We always see a surge in W2 email phishing schemes this time of year, as it is tax time, and many individuals are filing their tax returns in order to get a quick refund. So are criminals and cyber-hackers.


Well scammers are in full force and we have seen a surge in W2 phishing schemes. It is so bad, that the IRS has issued another warning to companies to beware of the scheme.

It works like this: the scammers disguise emails (and they look very authentic) from the CEO or another executive and send them to employees in the payroll and HR departments. The email requests that the employees forward all of the company employees’ W2 forms to him or her. Many times, the employee does as his or her boss says, and sends them along, never knowing that it is a scam, or figuring it out the next time they are in a meeting or on the telephone.

What’s particularly disturbing now is that the scammers are not satisfied with just the W2s.
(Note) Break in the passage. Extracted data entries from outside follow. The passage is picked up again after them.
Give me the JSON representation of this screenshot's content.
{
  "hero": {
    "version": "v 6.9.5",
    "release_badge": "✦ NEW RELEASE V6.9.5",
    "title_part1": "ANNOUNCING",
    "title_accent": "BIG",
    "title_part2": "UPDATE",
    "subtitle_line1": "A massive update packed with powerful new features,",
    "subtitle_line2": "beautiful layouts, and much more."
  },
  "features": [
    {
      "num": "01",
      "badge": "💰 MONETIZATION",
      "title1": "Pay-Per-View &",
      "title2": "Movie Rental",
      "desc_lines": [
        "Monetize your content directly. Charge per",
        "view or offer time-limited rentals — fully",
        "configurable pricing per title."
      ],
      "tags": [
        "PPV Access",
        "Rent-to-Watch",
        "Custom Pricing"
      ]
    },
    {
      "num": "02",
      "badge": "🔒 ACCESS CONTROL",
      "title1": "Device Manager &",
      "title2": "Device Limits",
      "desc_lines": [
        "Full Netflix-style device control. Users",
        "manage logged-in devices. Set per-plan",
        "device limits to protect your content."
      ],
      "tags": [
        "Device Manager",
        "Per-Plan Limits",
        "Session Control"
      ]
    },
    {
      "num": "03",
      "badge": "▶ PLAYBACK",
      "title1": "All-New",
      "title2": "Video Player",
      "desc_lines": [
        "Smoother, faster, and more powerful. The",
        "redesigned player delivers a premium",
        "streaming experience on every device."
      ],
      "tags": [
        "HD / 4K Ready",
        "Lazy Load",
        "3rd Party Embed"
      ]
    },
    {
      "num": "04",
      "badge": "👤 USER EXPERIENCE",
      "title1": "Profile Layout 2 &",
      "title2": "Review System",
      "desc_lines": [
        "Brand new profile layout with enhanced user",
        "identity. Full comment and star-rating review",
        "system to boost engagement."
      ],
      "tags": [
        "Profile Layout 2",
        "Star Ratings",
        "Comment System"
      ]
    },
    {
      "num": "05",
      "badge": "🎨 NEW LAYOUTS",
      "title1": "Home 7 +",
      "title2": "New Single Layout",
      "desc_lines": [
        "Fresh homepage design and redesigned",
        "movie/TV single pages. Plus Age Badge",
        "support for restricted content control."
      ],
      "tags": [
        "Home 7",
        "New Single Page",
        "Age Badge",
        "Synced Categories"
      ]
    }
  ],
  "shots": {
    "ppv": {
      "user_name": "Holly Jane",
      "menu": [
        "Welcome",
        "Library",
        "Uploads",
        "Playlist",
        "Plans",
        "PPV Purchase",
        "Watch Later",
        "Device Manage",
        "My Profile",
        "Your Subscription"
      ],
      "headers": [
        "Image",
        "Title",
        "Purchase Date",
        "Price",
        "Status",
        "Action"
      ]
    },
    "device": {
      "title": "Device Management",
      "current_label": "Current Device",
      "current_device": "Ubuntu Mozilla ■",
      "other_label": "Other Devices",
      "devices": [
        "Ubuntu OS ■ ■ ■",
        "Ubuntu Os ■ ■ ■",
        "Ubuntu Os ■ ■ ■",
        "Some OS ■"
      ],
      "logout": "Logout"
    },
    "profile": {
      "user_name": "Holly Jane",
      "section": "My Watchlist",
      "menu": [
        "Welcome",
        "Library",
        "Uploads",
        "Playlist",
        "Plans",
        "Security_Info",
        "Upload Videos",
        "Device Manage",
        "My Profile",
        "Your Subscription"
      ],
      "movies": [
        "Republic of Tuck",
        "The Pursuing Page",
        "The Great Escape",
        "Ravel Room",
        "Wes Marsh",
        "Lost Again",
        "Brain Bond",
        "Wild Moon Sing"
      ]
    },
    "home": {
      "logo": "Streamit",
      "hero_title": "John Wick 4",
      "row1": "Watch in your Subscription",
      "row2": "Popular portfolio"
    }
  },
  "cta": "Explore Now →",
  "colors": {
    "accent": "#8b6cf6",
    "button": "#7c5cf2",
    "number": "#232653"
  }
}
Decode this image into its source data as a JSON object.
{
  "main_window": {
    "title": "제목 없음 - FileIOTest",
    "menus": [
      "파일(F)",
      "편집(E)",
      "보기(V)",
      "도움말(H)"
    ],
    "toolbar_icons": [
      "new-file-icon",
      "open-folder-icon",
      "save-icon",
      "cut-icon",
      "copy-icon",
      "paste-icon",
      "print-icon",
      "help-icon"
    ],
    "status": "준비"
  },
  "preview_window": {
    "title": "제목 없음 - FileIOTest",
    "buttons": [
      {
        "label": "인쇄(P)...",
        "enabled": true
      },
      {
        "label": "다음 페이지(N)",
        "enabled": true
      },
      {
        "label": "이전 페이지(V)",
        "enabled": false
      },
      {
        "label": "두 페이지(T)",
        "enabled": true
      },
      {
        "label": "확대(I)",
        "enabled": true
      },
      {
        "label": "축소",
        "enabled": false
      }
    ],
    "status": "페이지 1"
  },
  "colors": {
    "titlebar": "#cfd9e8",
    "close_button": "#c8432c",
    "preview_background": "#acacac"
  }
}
If successful, they then come back with another “executive email” asking the payroll person or comptroller to make a wire transfer to a specific account or to set up a new vendor for payment. They use the signature line from the previous email sent by the payroll or HR employees in order to make the signature line look authentic at first glance. It’s a cut and paste job.

As a result of this double dipping, many companies have not only lost all the W2 forms, but company funds in false wire transfers.

This scam is happening to all businesses—no matter the size or industry. We have seen a surge in these scams like never before in the last month.

Take heed to the IRS’ warning and alert your payroll, HR and finance departments to be on high alert and to personally authenticate any requests for W2s, payroll, banking, checks, wire transfers and any other method of transferring sensitive or financial information. Companies may wish to revisit their processes and authentication methods in these areas and train employees to be vigilant and how to thwart these scams.